May 18, 2013
Vitamin D is attracting more than its fair share of attention in both the scientific and public spotlight. Long known for its role in keeping bones healthy, there is a growing list of health benefits being linked to this so called ‘sunshine vitamin’. The list of disease candidates is long and includes diabetes, cardiovascular disease, multiple sclerosis, obesity, autoimmune diseases, cancer, respiratory diseases, and even some mental health conditions such as schizophrenia. The field of research is fast-moving, so it is hard to determine where the truth may lie. Associate Prof Tim Crowe sheds light on this topic.
Unlike most other nutrients that we obtain from food, vitamin D is one where only a few foods contain it. Fortunately, we can make all we need from sun exposure, which makes up more than 80 percent of the vitamin D in our body.
Vitamin D deficiency is now considered a major public health issue in Australia and New Zealand. Groups such as the housebound, community-dwelling older people, disabled people, those in residential care, dark-skinned people (particularly those modestly dressed), and people who regularly avoid sun exposure or work indoors are all at risk of developing deficiency. Infants born to deficient mothers are also a serious concern.
Bone and muscle health
The most clearly established role of vitamin D is to keep calcium and phosphate levels in balance, and with that comes healthy bones and good muscle function. Severe vitamin D deficiency causes impaired bone mineralisation, resulting in rickets in children and osteomalacia in adults. Osteomalacia results in bone and muscle pains, and an increased risk of fractures.
It is not just healthy bones that vitamin D helps with. Muscle has specific receptors for vitamin D which promote muscle protein synthesis and muscle growth. Vitamin D deficiency can affect a person’s balance which if combined with poor muscle strength, puts a person at greater risk of falling and potentially a life-threatening bone fracture.
A role for vitamin D as a potential agent in the prevention of cancer is an emerging area of research. A higher risk of developing and dying from three of the most common cancers seen in western countries (breast, prostate and colon cancer) has been linked with living at higher latitudes, likely because of the result of reduced exposure to sunlight. Observational studies of large groups of people followed over time also point to a link between low levels of vitamin D and cancer. Although observational studies cannot prove a cause-and-effect relationship, the weight of evidence is growing and is pointing in the right direction.
The seasonal nature of influenza outbreaks is one that is not entirely understood by medical researchers. One interesting theory is that vitamin D could explain the connection, because influenza is more common in the winter during times of less sunlight.
Studies looking at vitamin D supplementation and the prevention of osteoporosis gave an interesting finding that people taking vitamin D supplements were three-times less likely to report cold and flu symptoms. Other studies have seen a correlation between low vitamin D levels and higher influenza risk. Providing higher quality evidence, a purpose-designed clinical trial found that children given a daily vitamin D supplement during winter were 42% less likely to become infected with seasonal flu compared to those who were given a placebo.

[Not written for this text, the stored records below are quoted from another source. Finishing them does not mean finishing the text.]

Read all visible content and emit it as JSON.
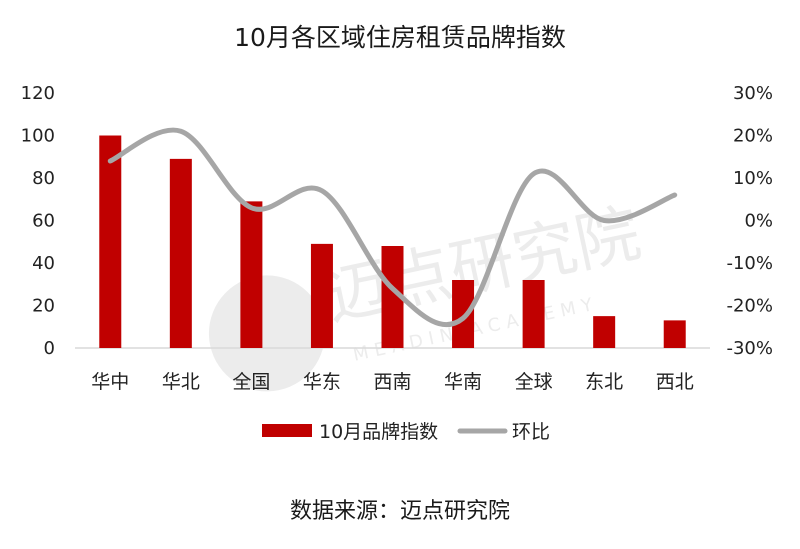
{
  "title": "10月各区域住房租赁品牌指数",
  "source": "数据来源：迈点研究院",
  "watermark": {
    "main": "迈点研究院",
    "sub": "MEADIN ACADEMY"
  },
  "colors": {
    "bar": "#c00000",
    "line": "#a6a6a6",
    "axis": "#d9d9d9",
    "watermark": "#ececec"
  },
  "chart_data": {
    "type": "bar",
    "categories": [
      "华中",
      "华北",
      "全国",
      "华东",
      "西南",
      "华南",
      "全球",
      "东北",
      "西北"
    ],
    "series": [
      {
        "name": "10月品牌指数",
        "type": "bar",
        "axis": "left",
        "values": [
          100,
          89,
          69,
          49,
          48,
          32,
          32,
          15,
          13
        ]
      },
      {
        "name": "环比",
        "type": "line",
        "axis": "right",
        "smooth": true,
        "values": [
          14,
          21,
          3,
          7,
          -16,
          -23,
          11,
          0,
          6
        ]
      }
    ],
    "ylim": [
      0,
      120
    ],
    "yticks": [
      "0",
      "20",
      "40",
      "60",
      "80",
      "100",
      "120"
    ],
    "y2lim": [
      -30,
      30
    ],
    "y2ticks": [
      "-30%",
      "-20%",
      "-10%",
      "0%",
      "10%",
      "20%",
      "30%"
    ],
    "grid": false,
    "legend": "bottom"
  }
}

If the findings from the recent influenza research were confirmed in larger trials, it opens the door to an effective way to boost the immune system of people going into the flu season, especially those at greatest risk of being infected.
Interest in vitamin D also extends to cardiovascular where rates of disease are higher in countries at higher latitudes, and during winter months where sunlight exposure is less. Vitamin D is also an important part of the body’s immune system, with low levels linked to autoimmune diseases including type 1 diabetes and multiple sclerosis.
Despite strong correlations between vitamin D and a range of diseases, the latest research represents only a thumbnail sketch of the bigger picture. As scientists build upon this research, it potentially could mean a future where the sun is seen more as a friend than a foe – at least in small doses.
What it all means
Vitamin D’s role in human health is diverse, ranging from its important role in bone health to more speculative roles such as cancer prevention. The promising findings from new areas of vitamin D research need to be tempered with the quality of research studies behind them until more definitive clinical trials are undertaken.
Considering that we rely on UV radiation, a known carcinogen, to synthesise the majority of our vitamin D, this creates a major public health dilemma of how to balance health benefits against disease risk. Adopting a food fortification policy, as seen in some countries, or wide-spread supplementation in at-risk groups may be the most practical measure to alleviate suboptimal vitamin D levels in many people today.